Toutes les confédérations syndicales se sont précipitées vers le mandatement, y compris la CGT, sans aucune exigence de création d’une vraie section syndicale. Ils cherchent tous à ne pas laisser la place aux autres, ce qui les conduit à accepter dans les PME n’importe quel accord, sans garantie, sans débat avec les travailleurs, sous prétexte d’être présents. Il y a là un véritable enjeu pour tous les travailleurs combatifs, pour tous ceux qui veulent changer la société. L’objectif du gouvernement et du patronat est d’aligner tous les syndicalistes sur la conception du syndicat de Notat.
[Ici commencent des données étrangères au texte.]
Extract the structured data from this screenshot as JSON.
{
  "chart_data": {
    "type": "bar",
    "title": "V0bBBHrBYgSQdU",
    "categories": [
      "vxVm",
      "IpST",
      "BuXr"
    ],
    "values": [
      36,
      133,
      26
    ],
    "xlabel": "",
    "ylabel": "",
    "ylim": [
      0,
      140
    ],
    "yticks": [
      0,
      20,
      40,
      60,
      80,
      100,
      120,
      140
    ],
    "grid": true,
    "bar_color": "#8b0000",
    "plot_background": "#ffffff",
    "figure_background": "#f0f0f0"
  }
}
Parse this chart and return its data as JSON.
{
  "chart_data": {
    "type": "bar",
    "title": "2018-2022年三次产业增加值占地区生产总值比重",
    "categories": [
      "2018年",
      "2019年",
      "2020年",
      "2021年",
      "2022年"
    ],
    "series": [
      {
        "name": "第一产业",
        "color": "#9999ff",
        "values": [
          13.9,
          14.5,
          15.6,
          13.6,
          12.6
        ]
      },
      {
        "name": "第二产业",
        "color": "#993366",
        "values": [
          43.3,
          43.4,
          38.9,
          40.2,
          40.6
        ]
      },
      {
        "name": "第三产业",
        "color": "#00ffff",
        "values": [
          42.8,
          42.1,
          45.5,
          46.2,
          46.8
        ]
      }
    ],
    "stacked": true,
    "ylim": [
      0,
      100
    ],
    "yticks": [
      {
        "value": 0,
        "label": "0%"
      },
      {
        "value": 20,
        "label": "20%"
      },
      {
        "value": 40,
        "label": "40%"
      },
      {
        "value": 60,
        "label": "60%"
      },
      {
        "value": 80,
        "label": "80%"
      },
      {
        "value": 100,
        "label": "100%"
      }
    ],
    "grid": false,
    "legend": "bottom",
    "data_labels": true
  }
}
La CGT qui était un des pôles de résistance, avec ses limites, à cette évolution, a choisi son camp : celui du syndicalisme de proposition, reléguant aux oubliettes les références au syndicalisme de combat, de lutte de classes.

Certes, cela provoque d’importants débats en son sein. Les jeux ne sont pas faits. Les gouvernants n’ont pour le moment pas réussi complètement, mais ils ont plusieurs points d’appui pour avancer.
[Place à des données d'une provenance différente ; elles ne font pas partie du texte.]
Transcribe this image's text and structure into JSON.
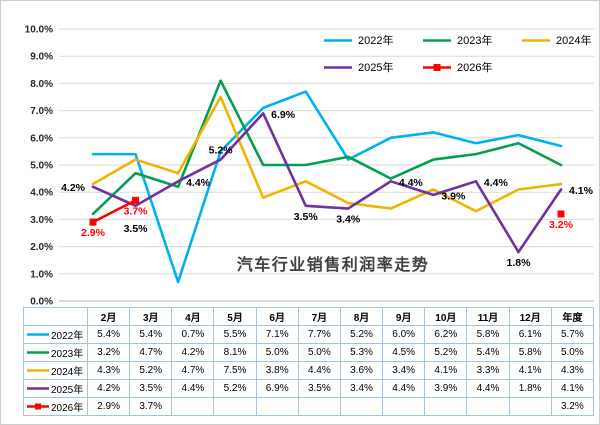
{
  "title": "汽车行业销售利润率走势",
  "chart_data": {
    "type": "line",
    "categories": [
      "2月",
      "3月",
      "4月",
      "5月",
      "6月",
      "7月",
      "8月",
      "9月",
      "10月",
      "11月",
      "12月",
      "年度"
    ],
    "ylim": [
      0,
      10
    ],
    "ytick_step": 1,
    "yticks": [
      "0.0%",
      "1.0%",
      "2.0%",
      "3.0%",
      "4.0%",
      "5.0%",
      "6.0%",
      "7.0%",
      "8.0%",
      "9.0%",
      "10.0%"
    ],
    "grid": "horizontal",
    "legend_position": "top-right",
    "legend_rows": [
      3,
      2
    ],
    "series": [
      {
        "name": "2022年",
        "color": "#00B0F0",
        "values": [
          5.4,
          5.4,
          0.7,
          5.5,
          7.1,
          7.7,
          5.2,
          6.0,
          6.2,
          5.8,
          6.1,
          5.7
        ]
      },
      {
        "name": "2023年",
        "color": "#00A050",
        "values": [
          3.2,
          4.7,
          4.2,
          8.1,
          5.0,
          5.0,
          5.3,
          4.5,
          5.2,
          5.4,
          5.8,
          5.0
        ]
      },
      {
        "name": "2024年",
        "color": "#F2B200",
        "values": [
          4.3,
          5.2,
          4.7,
          7.5,
          3.8,
          4.4,
          3.6,
          3.4,
          4.1,
          3.3,
          4.1,
          4.3
        ]
      },
      {
        "name": "2025年",
        "color": "#7030A0",
        "label_color": "#000000",
        "values": [
          4.2,
          3.5,
          4.4,
          5.2,
          6.9,
          3.5,
          3.4,
          4.4,
          3.9,
          4.4,
          1.8,
          4.1
        ],
        "label_pos": [
          "left",
          "below-far",
          "right",
          "above",
          "right",
          "below",
          "below",
          "right",
          "right",
          "right",
          "below",
          "right"
        ]
      },
      {
        "name": "2026年",
        "color": "#FF0000",
        "label_color": "#FF0000",
        "marker": "square",
        "values": [
          2.9,
          3.7,
          null,
          null,
          null,
          null,
          null,
          null,
          null,
          null,
          null,
          3.2
        ],
        "label_pos": [
          "below",
          "below",
          null,
          null,
          null,
          null,
          null,
          null,
          null,
          null,
          null,
          "below"
        ]
      }
    ]
  },
  "table": {
    "corner": "",
    "columns": [
      "2月",
      "3月",
      "4月",
      "5月",
      "6月",
      "7月",
      "8月",
      "9月",
      "10月",
      "11月",
      "12月",
      "年度"
    ],
    "rows": [
      {
        "label": "2022年",
        "cells": [
          "5.4%",
          "5.4%",
          "0.7%",
          "5.5%",
          "7.1%",
          "7.7%",
          "5.2%",
          "6.0%",
          "6.2%",
          "5.8%",
          "6.1%",
          "5.7%"
        ]
      },
      {
        "label": "2023年",
        "cells": [
          "3.2%",
          "4.7%",
          "4.2%",
          "8.1%",
          "5.0%",
          "5.0%",
          "5.3%",
          "4.5%",
          "5.2%",
          "5.4%",
          "5.8%",
          "5.0%"
        ]
      },
      {
        "label": "2024年",
        "cells": [
          "4.3%",
          "5.2%",
          "4.7%",
          "7.5%",
          "3.8%",
          "4.4%",
          "3.6%",
          "3.4%",
          "4.1%",
          "3.3%",
          "4.1%",
          "4.3%"
        ]
      },
      {
        "label": "2025年",
        "cells": [
          "4.2%",
          "3.5%",
          "4.4%",
          "5.2%",
          "6.9%",
          "3.5%",
          "3.4%",
          "4.4%",
          "3.9%",
          "4.4%",
          "1.8%",
          "4.1%"
        ]
      },
      {
        "label": "2026年",
        "cells": [
          "2.9%",
          "3.7%",
          "",
          "",
          "",
          "",
          "",
          "",
          "",
          "",
          "",
          "3.2%"
        ]
      }
    ]
  }
}
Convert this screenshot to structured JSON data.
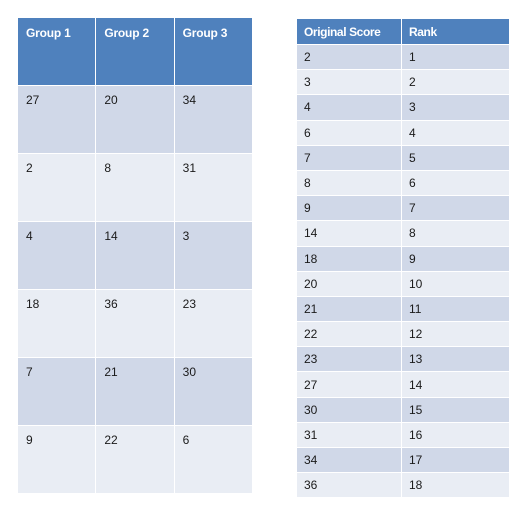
{
  "groups_table": {
    "headers": [
      "Group 1",
      "Group 2",
      "Group 3"
    ],
    "rows": [
      [
        "27",
        "20",
        "34"
      ],
      [
        "2",
        "8",
        "31"
      ],
      [
        "4",
        "14",
        "3"
      ],
      [
        "18",
        "36",
        "23"
      ],
      [
        "7",
        "21",
        "30"
      ],
      [
        "9",
        "22",
        "6"
      ]
    ]
  },
  "rank_table": {
    "headers": [
      "Original Score",
      "Rank"
    ],
    "rows": [
      [
        "2",
        "1"
      ],
      [
        "3",
        "2"
      ],
      [
        "4",
        "3"
      ],
      [
        "6",
        "4"
      ],
      [
        "7",
        "5"
      ],
      [
        "8",
        "6"
      ],
      [
        "9",
        "7"
      ],
      [
        "14",
        "8"
      ],
      [
        "18",
        "9"
      ],
      [
        "20",
        "10"
      ],
      [
        "21",
        "11"
      ],
      [
        "22",
        "12"
      ],
      [
        "23",
        "13"
      ],
      [
        "27",
        "14"
      ],
      [
        "30",
        "15"
      ],
      [
        "31",
        "16"
      ],
      [
        "34",
        "17"
      ],
      [
        "36",
        "18"
      ]
    ]
  },
  "colors": {
    "header": "#4f81bd",
    "row_dark": "#d0d8e8",
    "row_light": "#e9edf4"
  }
}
D’une part le gouvernement actuel contre lequel les directions syndicales amies ne feront rien, d’autre part la faiblesse des luttes qui laisse une marge de manœuvre plus importante aux bureaucrates.

Depuis la grève de novembre décembre 1995, la CFDT a réussi à museler son opposition interne, et la CGT se tourne vers elle. Le pôle SUD, FSU, CGT et plus loin FO, contre le participationisme de la CFDT n’existe plus. Cette évolution va dans le sens voulu par les possédants. Elle laisse aussi une place plus grande aux militants lutte de classe, en dévoilant plus nettement le vrai visage des dirigeants syndicaux. Les luttes des mois et années à venir trancheront ce débat dans lequel nous devons prendre toute notre place.

Charles PAZ


Ce n’est pas nous qui le disons

Le « Wall Street Journal », journal ultra-libéral américain, s’est penché sur la Loi Aubry. Pour lui « Les premiers signes sont mêmes encourageants. Dans un pays où les conflits du travail provoquent d’innombrables grèves, cette loi a permis pour la première fois de dépassionner les négociations. Elle a également accéléré l’abandon des conventions collectives rigides, signées à l’échelle nationale, au profit d’accords adaptés aux besoins spécifiques de chaque entreprise. Mais surtout elle a donné le coup d’envoi d’une vague de réorganisations qui pourrait améliorer les capacités d’adaptation des entreprises. »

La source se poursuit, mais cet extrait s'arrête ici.